6 June 2014
On the morning of the Fair the skies over Govan and beyond were an unbroken ocean of dreamy paradise. No ominous clouds loomed over the horizon, no rain was forecast. The slightest breeze hung in the air, seemingly waiting for the moment when people were just beginning to feel the effect of the beating sun to swoop in, give them a blast and cool them down, returning them to a state of comfort and contentment. Children went to their schools in the morning without wearing jackets. Some of the older ones even took off their jumpers and tied them round their waists in an attempt to look mature and in control of their lives in a new found way. Teachers became exasperated as the younger children imitated this, their attention and focus on their day’s lessons already visibly waning. At Ibrox Primary School, teachers were at breaking point with stress even before the day began, anxious about their school’s role in the day ahead.
The start of summer had seen more feet on the Govan pavements. Throughout the town the streets were busier, even in the morning Govan Cross was filled with people of all descriptions. Donna was run off her feet selling cakes as people planned get-togethers later on. She served Jeanie, who continuously told everyone how wonderful the day was to have everyone out enjoying the sun and Govan like this. Phil and Andy beamed as they walked the streets in short sleeves for the first time in 2014, exchanging nods and smiles and greetings with several people as they passed. Even Ryan failed to hold in a smile as he drove first to a meeting to finalise details then to Elder Park to see the setting up of the rides and the necessary facilities.
From Water Row a skinny boy with messy hair and glasses crossed the road to head for something to eat. Watching from the river he was quickly swallowed up by the mass of people on the pavement, an individual sucked into the community as it appeared in force out in public for its marquee day, ready to celebrate every aspect of the lives of the people, young and old. As the day went on there was a palpable sense of anticipation in the air. Even those not talking about the Fair, passing through Govan or going to the Subway or catching a bus to go elsewhere felt the shared excitement of the impending new chapter of over two hundred and fifty years’ worth of history. When the school day had finished the streets became busier and louder as the same people who had been out before now had children in tow and happy to have a weekend ahead that promised both enjoyable weather and the excitement of a marquee event in just a few hours. The normally stressed and straightforward parents of these children seemed infected by a childlike excitement themselves, looking forward to spending an evening with people like themselves and seeing their children happy together, a promise for the future of a generation and a community renewing its internal ties in spectacular and memorable fashion.

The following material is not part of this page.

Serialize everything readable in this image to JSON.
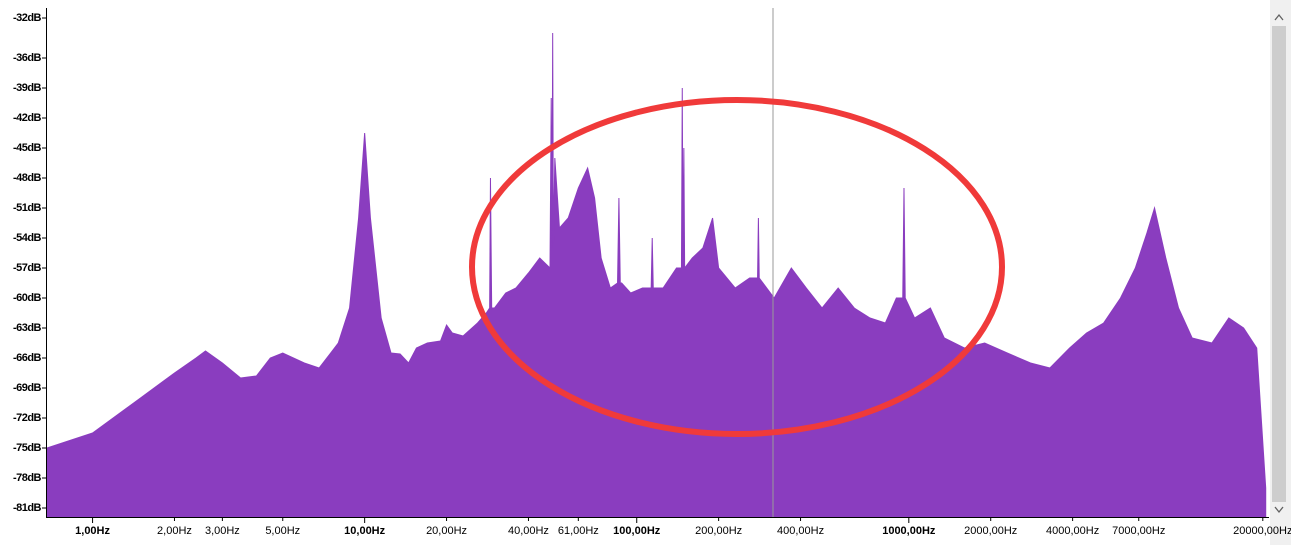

Away from the parade route and the surrounding streets that were filling up with people looking to get a good view of the procession Darryl walked alone. He knew his part of the plan as did the rest of the crew, what they had to bring and where they had to go in doing it. He had felt something when in buying a box of eighteen eggs on the way home from school – enough that he had felt compelled to offer a reason for buying it from the bored looking shop owner who didn’t react. He tried to put it out of his mind as he went home, dumped his school things and changed before going out. He didn’t check on his mother.
Darryl walked through Elder Park going to the final meeting place before the Fair. The centre of the park was completely transformed. Dozens of rides and stalls were set up with children screaming and running around. Families were wandering around without a care in the world, awed by the pure spectacle of the event. Food stands were dotted around, portable toilets were placed just away from everything else, still pristine and looking freshly dropped off. The park and its contents were unrecognisable to Darryl. It looked to him like a creation from another world, another place, had been plucked out and placed in the middle of Govan, with the people taking to it immediately as an object from a place and a time where things were better, and people were happier in their lives in their community with others. Roughly in the centre of everything was a stage that would later host the Queen as she was crowned. Everything was positioned as Darryl had imagined it when he surveyed the scene a few days prior. He felt pride as he saw he had known how things would happen. It helped to over-ride any doubts he had about what he was going to do.
When he reached the deserted street where they had planned to meet, the crew was assembled and greeted him happily. The stage was set, everyone was ready. The 258th Govan Fair was ready to begin.